Among the solutions identified by Poore and Nemecek are new technologies that would allow farmers to better monitor their agricultural operations by tracking data on inputs, outputs, climate, and soil on their mobile devices. These technologies could then quantify the environmental impacts of food production practices and recommend ways to both reduce impacts and increase productivity.

But there’s only so much producers can actually do to lower environmental impacts, the researchers found.
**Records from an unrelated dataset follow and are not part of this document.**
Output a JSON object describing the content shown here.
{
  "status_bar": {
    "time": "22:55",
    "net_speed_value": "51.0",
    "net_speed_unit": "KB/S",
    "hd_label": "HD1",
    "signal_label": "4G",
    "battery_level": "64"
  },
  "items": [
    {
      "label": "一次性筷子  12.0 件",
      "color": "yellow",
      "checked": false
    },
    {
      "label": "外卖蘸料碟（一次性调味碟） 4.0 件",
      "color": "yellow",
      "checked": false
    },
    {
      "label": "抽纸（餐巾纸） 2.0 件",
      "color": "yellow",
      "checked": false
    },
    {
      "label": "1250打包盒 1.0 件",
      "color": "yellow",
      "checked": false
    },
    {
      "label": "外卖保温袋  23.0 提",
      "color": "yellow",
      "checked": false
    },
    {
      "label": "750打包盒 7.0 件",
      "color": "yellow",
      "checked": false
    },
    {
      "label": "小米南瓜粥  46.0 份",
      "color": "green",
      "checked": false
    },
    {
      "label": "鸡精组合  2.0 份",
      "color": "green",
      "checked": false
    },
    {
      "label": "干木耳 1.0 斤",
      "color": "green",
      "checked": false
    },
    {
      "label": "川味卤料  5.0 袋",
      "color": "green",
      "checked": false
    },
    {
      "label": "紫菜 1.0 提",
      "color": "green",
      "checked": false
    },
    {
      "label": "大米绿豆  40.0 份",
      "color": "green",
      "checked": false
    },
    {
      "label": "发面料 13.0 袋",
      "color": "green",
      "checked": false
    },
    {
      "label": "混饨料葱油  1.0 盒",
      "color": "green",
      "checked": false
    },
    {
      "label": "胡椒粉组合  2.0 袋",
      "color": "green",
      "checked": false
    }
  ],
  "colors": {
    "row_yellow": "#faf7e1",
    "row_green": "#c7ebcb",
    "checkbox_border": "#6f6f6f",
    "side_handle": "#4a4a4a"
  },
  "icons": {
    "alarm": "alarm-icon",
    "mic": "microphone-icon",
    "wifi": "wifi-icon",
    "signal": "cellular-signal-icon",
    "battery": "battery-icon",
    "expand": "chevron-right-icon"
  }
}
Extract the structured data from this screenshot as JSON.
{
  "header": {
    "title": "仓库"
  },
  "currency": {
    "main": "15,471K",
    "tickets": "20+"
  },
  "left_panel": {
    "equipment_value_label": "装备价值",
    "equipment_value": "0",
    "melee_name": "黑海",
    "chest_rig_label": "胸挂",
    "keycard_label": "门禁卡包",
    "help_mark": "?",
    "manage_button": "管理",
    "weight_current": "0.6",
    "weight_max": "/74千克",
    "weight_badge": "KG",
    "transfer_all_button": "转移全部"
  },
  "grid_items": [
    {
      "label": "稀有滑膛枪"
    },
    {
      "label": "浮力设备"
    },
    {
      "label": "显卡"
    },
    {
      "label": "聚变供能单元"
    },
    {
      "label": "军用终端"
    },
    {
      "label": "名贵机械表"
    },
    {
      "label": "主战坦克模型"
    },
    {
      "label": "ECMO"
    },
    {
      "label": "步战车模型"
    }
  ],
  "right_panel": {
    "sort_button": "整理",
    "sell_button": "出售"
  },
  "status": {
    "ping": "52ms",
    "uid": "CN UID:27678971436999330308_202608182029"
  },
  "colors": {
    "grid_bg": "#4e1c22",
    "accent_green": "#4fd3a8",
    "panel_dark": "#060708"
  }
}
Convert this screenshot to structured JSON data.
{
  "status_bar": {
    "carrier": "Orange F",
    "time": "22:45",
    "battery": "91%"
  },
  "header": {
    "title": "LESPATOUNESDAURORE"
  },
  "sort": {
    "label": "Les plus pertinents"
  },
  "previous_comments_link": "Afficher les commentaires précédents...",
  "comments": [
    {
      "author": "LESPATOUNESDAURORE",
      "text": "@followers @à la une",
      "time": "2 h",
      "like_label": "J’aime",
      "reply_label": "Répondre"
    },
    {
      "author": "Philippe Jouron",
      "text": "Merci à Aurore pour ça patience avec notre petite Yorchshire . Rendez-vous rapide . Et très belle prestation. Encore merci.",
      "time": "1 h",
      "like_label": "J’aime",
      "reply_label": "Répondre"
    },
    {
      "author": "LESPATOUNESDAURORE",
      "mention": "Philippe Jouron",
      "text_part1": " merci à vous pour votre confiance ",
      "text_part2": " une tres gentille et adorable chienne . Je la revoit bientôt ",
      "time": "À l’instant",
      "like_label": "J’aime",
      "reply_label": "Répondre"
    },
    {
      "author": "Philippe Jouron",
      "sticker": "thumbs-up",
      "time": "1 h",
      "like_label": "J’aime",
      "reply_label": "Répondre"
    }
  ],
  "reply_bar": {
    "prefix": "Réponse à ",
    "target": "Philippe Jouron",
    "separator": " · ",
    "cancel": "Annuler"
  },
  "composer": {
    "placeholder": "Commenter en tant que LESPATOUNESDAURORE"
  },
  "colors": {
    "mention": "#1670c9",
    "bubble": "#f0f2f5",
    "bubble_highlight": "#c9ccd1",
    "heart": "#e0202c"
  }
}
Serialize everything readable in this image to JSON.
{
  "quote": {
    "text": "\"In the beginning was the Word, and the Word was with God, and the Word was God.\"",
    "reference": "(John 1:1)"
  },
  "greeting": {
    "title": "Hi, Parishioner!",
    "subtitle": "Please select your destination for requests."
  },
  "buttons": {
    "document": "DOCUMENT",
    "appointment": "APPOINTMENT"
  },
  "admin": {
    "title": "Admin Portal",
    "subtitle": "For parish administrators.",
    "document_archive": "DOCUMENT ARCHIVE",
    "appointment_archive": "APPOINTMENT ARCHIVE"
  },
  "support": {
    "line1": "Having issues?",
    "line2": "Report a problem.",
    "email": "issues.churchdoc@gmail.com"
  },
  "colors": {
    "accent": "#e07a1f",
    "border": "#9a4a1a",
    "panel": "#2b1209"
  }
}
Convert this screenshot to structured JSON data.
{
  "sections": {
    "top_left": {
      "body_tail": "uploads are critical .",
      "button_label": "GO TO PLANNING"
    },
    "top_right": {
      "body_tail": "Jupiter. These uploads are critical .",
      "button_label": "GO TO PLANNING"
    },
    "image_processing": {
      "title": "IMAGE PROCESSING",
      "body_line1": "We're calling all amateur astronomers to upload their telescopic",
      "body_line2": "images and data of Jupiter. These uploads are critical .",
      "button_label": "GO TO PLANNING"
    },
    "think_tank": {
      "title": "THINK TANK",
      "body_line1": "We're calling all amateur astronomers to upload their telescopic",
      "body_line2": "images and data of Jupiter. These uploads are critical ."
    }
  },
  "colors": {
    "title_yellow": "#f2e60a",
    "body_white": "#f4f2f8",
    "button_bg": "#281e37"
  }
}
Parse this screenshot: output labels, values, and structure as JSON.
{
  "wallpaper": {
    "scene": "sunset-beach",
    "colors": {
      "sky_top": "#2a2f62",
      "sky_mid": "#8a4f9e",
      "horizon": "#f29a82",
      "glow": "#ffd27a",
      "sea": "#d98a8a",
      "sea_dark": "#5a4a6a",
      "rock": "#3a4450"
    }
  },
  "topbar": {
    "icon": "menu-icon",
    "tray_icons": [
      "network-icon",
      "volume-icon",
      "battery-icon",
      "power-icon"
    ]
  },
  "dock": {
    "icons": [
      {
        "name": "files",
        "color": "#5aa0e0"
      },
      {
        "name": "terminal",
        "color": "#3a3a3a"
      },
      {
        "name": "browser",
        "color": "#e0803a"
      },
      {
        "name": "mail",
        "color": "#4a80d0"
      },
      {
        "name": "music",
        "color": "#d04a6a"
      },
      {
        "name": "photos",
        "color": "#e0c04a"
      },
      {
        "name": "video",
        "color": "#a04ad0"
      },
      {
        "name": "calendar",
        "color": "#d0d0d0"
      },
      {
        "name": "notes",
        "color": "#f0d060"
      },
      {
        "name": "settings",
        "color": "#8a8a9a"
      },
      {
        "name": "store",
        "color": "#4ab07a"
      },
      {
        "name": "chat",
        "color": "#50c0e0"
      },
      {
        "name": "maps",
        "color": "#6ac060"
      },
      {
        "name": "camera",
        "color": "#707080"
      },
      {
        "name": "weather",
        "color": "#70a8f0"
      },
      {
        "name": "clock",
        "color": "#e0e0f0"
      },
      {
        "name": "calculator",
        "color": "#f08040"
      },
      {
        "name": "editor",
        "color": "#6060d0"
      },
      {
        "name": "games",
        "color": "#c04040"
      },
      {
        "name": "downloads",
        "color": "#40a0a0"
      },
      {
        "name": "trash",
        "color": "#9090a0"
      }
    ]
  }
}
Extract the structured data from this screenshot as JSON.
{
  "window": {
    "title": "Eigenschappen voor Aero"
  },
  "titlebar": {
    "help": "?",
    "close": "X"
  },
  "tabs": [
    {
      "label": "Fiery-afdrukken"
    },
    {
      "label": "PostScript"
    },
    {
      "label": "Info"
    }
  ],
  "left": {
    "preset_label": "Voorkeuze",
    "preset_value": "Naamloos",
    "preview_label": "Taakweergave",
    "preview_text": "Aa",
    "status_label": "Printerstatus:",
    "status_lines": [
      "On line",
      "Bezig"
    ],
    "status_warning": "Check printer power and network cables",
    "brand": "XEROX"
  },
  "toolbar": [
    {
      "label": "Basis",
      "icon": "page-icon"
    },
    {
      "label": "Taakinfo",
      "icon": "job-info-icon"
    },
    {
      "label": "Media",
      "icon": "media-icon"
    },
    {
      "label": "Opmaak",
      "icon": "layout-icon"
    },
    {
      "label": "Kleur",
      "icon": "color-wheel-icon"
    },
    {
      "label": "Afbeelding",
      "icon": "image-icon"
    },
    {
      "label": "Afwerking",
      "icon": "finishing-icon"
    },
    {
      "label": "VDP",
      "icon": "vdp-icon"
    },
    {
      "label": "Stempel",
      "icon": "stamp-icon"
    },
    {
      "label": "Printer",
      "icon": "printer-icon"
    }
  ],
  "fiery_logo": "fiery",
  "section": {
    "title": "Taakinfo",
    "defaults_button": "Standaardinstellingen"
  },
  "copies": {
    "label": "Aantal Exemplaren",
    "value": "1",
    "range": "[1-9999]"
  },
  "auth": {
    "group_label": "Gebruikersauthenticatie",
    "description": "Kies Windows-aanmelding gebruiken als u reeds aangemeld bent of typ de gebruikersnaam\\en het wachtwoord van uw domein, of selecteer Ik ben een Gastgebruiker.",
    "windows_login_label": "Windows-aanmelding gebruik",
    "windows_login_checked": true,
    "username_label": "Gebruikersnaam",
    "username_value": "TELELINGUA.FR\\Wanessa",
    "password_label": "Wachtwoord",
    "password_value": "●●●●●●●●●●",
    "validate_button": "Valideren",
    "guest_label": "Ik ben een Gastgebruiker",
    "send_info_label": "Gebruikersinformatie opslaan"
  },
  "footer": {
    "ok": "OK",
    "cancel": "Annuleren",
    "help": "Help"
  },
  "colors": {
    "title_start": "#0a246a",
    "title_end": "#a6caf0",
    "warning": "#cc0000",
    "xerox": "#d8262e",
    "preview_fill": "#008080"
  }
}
For instance, they discovered that, despite the variability in production practices around the world, there isn’t currently a way to shift the production of animal products so that they produce lower impacts than vegetable-based equivalents.

As an example, they say that even a litre of the lowest-impact cow’s milk requires twice as much land and creates almost double the emissions as an average litre of soy milk.

“Today, and probably into the future, dietary change can deliver environmental benefits on a scale not achievable by producers,” the researchers conclude in the study. “Moving from current diets to a diet that excludes animal products has transformative potential,” reducing food’s land use by 76 per cent (or 3.1 billion hectares) and greenhouse gas emissions by 49 per cent (6.6 billion metric tons of CO2eq).

But getting the whole world to forego meat altogether probably isn’t going to happen, so Poore and Nemecek cite another potential solution: We could use the variable environmental impacts of food production to our advantage by simply avoiding the highest-impact producers. That would reduce consumption of animal products by 50 per cent and still allow us to net 73 per cent of the emission reductions a shift to an all-plant-based diet would achieve.

This scenario would require greater communication with consumers about environmental impacts by producer, as opposed to by product, however. Poore and Nemecek say this could be achieved through environmental labels in combination with taxes and subsidies.

“We need to find ways to slightly change the conditions so it’s better for producers and consumers to act in favour of the environment,” Poore said. “Environmental labels and financial incentives would support more sustainable consumption, while creating a positive loop: Farmers would need to monitor their impacts, encouraging better decision making; and communicate their impacts to suppliers, encouraging better sourcing.”